# New baby chick mom



## Ryssasadusky (May 12, 2017)

Hello everyone, I am now a baby chick mom and I cannot express how happy I am with this adventure. 
First of all, I thank all of you who are posting info to us new chick raising parents! Everyone has been so helpful.

I'll start with, the coop I got came with beautiful 1 year old laying hens 3 of them, one speckled white and black and 2 speckled black And almost maroon. Anyone know what kind they are? 

I wasn't expecting to find hens so the same day I got 4 baby chicks at Bomgaars. I think they are one each of leg horn, black angopalosa (if that's the right name) 2 different bread of red Sussex one has stripped wings one has light wings. 


do have a few questions.... 

1 am I going to have trouble when they all go to the big coop together? 

2 i have dogs that are kind of being jerks to the big hens. Any suggestion on introducing them or should thru just never be around each other...i have house dogs And backyard city chickens. 

3 the ground where I would like my coop has river rock, the goal is to let then roam around the yard all day. Will the rocks be bad for there little feet? If they can roam all day in the dirt gravel and bark areas... my back yard is zero scape

4 I feel like I'm feeding the big hens all day they Just dump the food trough over and over. Should I get a different one? 

5 can I over handle baby chicks or the big hens? The big girls were raised with children so they let me hold them and love on them for a few min..i want to hold the baby chicks all day.... is this bad for them? 

6 I hear table scraps are good treats for the chickens I'm researching what is good and what not to give but can the babies have some too or should I wait till they go with the big girls?

7 do chickens get board? Should I get or make chicken toys? I'm worried about yard destructiveness and if they need activities to detour them from trashing the yard

O.k. o think that's all right now. 

On a side note I think they are all happy according to other posts on this forum.
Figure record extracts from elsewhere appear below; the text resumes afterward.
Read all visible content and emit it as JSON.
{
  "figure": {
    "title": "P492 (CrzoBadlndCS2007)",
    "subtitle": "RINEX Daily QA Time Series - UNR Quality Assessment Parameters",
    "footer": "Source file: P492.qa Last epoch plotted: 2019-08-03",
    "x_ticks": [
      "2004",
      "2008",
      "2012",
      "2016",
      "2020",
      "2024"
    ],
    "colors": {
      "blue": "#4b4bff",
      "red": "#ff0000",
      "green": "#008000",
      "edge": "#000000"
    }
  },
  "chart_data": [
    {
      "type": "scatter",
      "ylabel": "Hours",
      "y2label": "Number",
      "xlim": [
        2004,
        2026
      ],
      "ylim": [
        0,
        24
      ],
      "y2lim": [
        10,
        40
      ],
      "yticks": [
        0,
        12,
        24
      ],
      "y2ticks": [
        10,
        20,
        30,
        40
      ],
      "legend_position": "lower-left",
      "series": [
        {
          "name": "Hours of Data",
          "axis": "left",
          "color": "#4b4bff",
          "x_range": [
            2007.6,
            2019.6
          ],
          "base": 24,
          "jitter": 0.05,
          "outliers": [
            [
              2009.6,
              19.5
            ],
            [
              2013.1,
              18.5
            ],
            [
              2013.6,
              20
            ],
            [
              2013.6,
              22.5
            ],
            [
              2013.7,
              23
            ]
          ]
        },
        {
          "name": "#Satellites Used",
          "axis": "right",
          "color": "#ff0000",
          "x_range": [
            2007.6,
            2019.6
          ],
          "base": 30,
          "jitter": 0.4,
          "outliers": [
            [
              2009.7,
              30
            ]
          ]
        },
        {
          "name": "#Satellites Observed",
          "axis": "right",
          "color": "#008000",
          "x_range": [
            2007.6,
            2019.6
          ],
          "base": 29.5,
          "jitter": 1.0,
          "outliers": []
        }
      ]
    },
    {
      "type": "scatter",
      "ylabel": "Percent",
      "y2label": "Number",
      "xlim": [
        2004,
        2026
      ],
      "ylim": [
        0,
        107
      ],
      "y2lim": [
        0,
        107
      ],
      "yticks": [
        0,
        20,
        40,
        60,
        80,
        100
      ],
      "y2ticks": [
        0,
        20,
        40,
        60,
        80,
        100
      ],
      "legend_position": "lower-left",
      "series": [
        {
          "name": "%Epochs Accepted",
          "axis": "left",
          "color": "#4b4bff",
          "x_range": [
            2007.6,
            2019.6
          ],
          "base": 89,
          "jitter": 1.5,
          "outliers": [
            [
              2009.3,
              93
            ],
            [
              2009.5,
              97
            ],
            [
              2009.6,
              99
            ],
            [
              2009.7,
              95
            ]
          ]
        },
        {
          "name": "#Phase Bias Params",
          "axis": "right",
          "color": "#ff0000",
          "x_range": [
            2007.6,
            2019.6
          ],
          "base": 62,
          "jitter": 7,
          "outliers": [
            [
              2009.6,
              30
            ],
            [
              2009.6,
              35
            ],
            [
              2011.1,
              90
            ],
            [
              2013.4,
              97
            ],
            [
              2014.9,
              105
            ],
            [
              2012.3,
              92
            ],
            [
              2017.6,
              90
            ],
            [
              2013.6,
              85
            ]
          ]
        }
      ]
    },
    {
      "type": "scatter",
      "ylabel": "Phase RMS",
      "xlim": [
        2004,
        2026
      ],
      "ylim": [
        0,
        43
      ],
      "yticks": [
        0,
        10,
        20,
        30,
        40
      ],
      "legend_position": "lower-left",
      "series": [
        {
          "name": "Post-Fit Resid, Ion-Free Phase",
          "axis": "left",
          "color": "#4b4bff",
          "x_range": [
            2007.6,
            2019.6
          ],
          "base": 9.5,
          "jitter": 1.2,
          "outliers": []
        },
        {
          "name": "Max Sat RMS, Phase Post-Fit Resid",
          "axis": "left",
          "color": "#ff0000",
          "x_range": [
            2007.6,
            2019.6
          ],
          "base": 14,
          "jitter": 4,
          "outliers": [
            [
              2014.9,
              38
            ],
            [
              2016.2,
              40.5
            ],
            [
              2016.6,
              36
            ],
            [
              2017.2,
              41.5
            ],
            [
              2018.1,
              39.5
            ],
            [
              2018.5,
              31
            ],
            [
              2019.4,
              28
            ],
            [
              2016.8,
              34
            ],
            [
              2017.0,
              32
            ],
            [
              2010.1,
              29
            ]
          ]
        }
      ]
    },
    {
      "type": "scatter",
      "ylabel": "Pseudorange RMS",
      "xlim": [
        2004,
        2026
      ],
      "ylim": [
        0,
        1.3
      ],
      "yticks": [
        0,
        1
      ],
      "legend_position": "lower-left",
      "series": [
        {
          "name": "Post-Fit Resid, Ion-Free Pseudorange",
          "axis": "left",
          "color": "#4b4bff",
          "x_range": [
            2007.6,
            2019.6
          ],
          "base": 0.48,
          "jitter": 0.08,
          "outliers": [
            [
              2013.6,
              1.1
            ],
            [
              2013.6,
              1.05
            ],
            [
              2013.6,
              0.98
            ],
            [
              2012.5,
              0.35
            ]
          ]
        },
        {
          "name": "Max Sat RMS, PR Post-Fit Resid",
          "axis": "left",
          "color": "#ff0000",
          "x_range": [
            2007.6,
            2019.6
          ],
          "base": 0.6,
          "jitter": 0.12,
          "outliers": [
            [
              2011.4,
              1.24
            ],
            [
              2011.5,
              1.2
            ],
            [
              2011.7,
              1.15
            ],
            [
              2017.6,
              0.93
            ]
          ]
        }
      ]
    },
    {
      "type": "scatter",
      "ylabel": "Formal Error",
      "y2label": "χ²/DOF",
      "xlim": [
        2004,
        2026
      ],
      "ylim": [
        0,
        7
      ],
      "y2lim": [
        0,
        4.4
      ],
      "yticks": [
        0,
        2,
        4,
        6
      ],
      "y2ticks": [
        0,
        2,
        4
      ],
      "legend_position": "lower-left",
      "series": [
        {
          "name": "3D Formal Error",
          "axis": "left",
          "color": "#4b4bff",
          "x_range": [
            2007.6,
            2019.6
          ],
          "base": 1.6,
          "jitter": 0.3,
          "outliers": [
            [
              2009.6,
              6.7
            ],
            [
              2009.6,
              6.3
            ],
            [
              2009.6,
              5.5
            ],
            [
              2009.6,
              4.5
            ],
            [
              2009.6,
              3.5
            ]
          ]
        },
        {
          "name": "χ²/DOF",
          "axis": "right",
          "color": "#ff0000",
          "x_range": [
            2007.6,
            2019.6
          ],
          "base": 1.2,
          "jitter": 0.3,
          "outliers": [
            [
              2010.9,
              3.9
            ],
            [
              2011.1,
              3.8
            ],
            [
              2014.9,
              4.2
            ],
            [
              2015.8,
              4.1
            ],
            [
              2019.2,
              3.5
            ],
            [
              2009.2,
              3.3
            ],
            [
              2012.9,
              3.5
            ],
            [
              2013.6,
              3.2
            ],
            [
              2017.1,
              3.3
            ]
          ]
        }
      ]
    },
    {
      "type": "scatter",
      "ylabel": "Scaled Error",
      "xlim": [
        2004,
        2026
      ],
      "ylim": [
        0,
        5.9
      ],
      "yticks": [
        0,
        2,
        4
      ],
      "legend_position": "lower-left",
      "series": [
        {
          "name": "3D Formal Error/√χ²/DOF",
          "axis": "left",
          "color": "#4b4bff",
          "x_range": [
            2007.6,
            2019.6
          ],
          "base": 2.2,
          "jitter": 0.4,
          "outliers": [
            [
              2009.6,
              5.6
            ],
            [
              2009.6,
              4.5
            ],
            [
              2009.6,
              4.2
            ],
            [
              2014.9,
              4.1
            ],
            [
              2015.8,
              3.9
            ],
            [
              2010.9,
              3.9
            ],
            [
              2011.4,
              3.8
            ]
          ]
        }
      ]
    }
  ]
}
I appreciate all of you who have input!


----------



## chickenqueen (Jan 9, 2016)

Wow,that's a list!!!First off.welcome to the forum and the wonderful world of chickens!!!!Let's see if I can answer a few of those questions.There probably won't be a problem introducing the new and the old if you do it gradually.Let the chicks get to be about 3 mos before trying.That way they are a little bigger and can take the bullying of the older hens.There will always be a pecking order and you have to let them work it out on their own, just watch that none are picked on to the point they receive injuries,then you may have to separate and try again at a later date.They can walk on a lot of surfaces but make sure they can't get their legs caught,leg injuries are very common and it doesn't take much to injure their legs.Get a hanging feeder for the adults.They can't knock it over and it discourages rodents.Handle your chickens all you like.Some like it,some don't but it keeps them tame in case you need to catch one while they are free-ranging.As for feeding scraps I wait until they are 3 mos old(my magic number) before introducing new food.You need to let their digestive system mature and provide grit which they all need to properly digest food.They can get bored but it's more of a problem for penned chickens.As for the dogs,break them now or you may have chicken killers.Some dogs don't bother chickens,some do.Maybe someone will have a suggestion on how to do it.Do you lock your chickens up at night?If not,you should.There are all kinds of resourceful predators looking for an easy meal.Hope this helps..... ​


----------



## seminole wind (Aug 22, 2015)

Hi and welcome! I think reading and owning are two different things, LOL
1. you shouldn't have trouble if they have enough room and the new ones are close to the size of the hens.
2. I don't mix dogs and chickens. I had a chicken killer dog. That's probably why. I also had a chicken killing mule.
3. Chickens can deal with gravel and stuff.
4 I can't answer that for others. My chickens have always had chamber pots and almost never spill even a pellet. I have 6 chamber pots right now in use.
5. Hold the chickens all you want.
6 I don't give treats to chicks until they are 3 or more months old. I think it's important to let only chick feed grow them up with proper nutrition. With my hens, they can eat whatever I eat.
7. Chickens that free range don't get bored. They just scratch and peck all day. The simple life!


----------



## Cassiy (May 14, 2017)

I am looking to get some new chicks. Can anyone reccomend some breeds?


----------



## seminole wind (Aug 22, 2015)

The sky is the limit. What do you want them for? Do you want different color eggs? Other than that try to narrow down the field by your preferences and go from there.


----------